# Windows 2003 Server & Macbook



## lraabe (Mar 4, 2008)

I have Windows 2003 server R2. My client computers are all Windows and they are all on cables. I have many students that have wireless laptops and all i have to do to let them print from the server is go to my computer and put it the "whack whack" "\\" and the server name and very quickly the printer is found and they can print.

I have a macbook and have been trying for months to figure out how to print from the Windows 2003 server. 

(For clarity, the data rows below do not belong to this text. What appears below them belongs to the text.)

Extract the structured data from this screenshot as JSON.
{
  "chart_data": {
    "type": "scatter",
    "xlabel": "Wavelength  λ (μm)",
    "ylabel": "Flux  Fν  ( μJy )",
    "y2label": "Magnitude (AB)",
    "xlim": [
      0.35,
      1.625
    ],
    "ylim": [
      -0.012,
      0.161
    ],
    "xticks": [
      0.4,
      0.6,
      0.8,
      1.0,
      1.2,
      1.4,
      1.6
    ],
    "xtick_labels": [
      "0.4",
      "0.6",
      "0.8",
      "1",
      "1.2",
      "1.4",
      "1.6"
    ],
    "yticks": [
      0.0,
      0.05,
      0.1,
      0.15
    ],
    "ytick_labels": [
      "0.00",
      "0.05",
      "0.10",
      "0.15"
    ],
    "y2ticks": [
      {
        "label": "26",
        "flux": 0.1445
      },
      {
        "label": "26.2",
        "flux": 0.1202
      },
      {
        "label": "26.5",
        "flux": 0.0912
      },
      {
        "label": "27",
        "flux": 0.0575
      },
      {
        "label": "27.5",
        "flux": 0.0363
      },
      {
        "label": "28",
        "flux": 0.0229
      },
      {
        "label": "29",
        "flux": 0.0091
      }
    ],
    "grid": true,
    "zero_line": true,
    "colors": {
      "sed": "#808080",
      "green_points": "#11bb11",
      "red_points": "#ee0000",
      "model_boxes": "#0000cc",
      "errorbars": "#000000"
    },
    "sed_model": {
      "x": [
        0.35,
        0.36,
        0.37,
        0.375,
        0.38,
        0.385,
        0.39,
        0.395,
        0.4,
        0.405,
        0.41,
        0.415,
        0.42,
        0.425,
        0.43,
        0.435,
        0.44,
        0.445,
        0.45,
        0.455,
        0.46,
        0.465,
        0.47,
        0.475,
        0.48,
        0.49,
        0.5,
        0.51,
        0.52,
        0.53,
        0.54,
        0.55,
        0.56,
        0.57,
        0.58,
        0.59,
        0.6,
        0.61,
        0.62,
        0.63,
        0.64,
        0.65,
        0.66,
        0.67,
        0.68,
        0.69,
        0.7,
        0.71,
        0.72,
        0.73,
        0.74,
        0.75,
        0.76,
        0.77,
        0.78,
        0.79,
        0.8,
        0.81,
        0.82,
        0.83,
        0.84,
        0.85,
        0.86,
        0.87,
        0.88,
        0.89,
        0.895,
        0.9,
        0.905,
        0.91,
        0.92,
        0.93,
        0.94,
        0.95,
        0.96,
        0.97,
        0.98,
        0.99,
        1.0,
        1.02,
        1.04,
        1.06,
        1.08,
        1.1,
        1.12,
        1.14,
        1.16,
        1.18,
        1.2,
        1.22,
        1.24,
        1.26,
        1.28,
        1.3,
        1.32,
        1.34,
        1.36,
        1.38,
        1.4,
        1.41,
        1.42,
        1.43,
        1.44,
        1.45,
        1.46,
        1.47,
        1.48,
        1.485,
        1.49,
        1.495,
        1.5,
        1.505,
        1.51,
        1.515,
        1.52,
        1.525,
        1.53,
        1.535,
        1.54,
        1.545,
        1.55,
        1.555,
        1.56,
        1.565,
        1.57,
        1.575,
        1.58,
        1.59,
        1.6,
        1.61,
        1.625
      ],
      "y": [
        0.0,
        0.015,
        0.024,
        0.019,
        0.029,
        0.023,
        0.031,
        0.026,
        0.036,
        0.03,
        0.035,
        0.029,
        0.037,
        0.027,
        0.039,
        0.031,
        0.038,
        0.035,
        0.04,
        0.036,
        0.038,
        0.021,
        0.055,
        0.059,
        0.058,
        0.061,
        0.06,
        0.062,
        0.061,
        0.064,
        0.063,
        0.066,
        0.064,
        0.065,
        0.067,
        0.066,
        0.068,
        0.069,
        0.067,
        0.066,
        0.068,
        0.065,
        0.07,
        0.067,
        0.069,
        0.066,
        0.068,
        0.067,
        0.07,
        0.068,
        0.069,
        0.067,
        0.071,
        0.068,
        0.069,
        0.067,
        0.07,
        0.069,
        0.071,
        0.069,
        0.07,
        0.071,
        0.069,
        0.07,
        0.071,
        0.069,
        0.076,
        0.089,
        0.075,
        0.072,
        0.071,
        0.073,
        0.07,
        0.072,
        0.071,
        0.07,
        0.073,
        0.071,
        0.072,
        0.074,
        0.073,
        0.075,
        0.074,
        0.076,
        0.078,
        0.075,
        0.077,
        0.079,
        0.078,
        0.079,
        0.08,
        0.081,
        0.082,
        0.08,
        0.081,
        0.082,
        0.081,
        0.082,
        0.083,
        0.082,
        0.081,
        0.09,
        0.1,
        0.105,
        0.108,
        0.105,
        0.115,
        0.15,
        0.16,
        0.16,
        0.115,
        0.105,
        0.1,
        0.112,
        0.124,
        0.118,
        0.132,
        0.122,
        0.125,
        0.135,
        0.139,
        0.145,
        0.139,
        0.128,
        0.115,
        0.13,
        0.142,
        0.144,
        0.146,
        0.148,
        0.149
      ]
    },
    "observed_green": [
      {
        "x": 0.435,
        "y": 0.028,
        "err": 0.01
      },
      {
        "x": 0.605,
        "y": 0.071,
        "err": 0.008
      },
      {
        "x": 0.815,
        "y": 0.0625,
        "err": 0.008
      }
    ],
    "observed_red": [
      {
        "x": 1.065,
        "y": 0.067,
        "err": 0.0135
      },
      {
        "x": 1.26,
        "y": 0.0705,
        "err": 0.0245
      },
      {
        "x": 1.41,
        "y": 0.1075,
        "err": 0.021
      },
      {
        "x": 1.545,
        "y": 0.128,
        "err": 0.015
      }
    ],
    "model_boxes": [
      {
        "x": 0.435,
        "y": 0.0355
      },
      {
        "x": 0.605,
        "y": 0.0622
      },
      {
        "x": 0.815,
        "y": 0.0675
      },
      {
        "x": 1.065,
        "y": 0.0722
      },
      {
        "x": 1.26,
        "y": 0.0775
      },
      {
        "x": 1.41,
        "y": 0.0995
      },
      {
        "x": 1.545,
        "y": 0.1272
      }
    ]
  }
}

Please can someone help me.


----------



## sinclair_tm (Mar 11, 2005)

What version of the Mac OS does the Macbook have? And have you opened the printer setup utility in the utilities folder and poked around in there? You should be able to either enter the info right in the ip printer fields, or click the more printers button at the bottom and browse for the network printer.


----------



## lraabe (Mar 4, 2008)

I have Mac Version 10.4.10.

I did what you said in printer utilities and everything looked like it was going to work, but I get the message server down, not able to be found, wait, something like that.

I have put in my ip address to the server
then it ask for location i put in the server name
i found the printer i am using.
On the printer it says idle

This is driving me crazy, it can not be that hard. 
thanks for the reply 
please if you can help me?


----------



## sinclair_tm (Mar 11, 2005)

Okay, is there a password, or is it an open account. In the past, I have found that in order for me to print to printer that is shared under Windows I had to jump through several hoops. But again, that was in a home network environment. If this is just a dedicated printer server, I'm not sure how to get it to work, but if you'd like, I can tell you how I got it to work on my home network.


----------



## lraabe (Mar 4, 2008)

Yes, please tell me. 

Thanks so much!


----------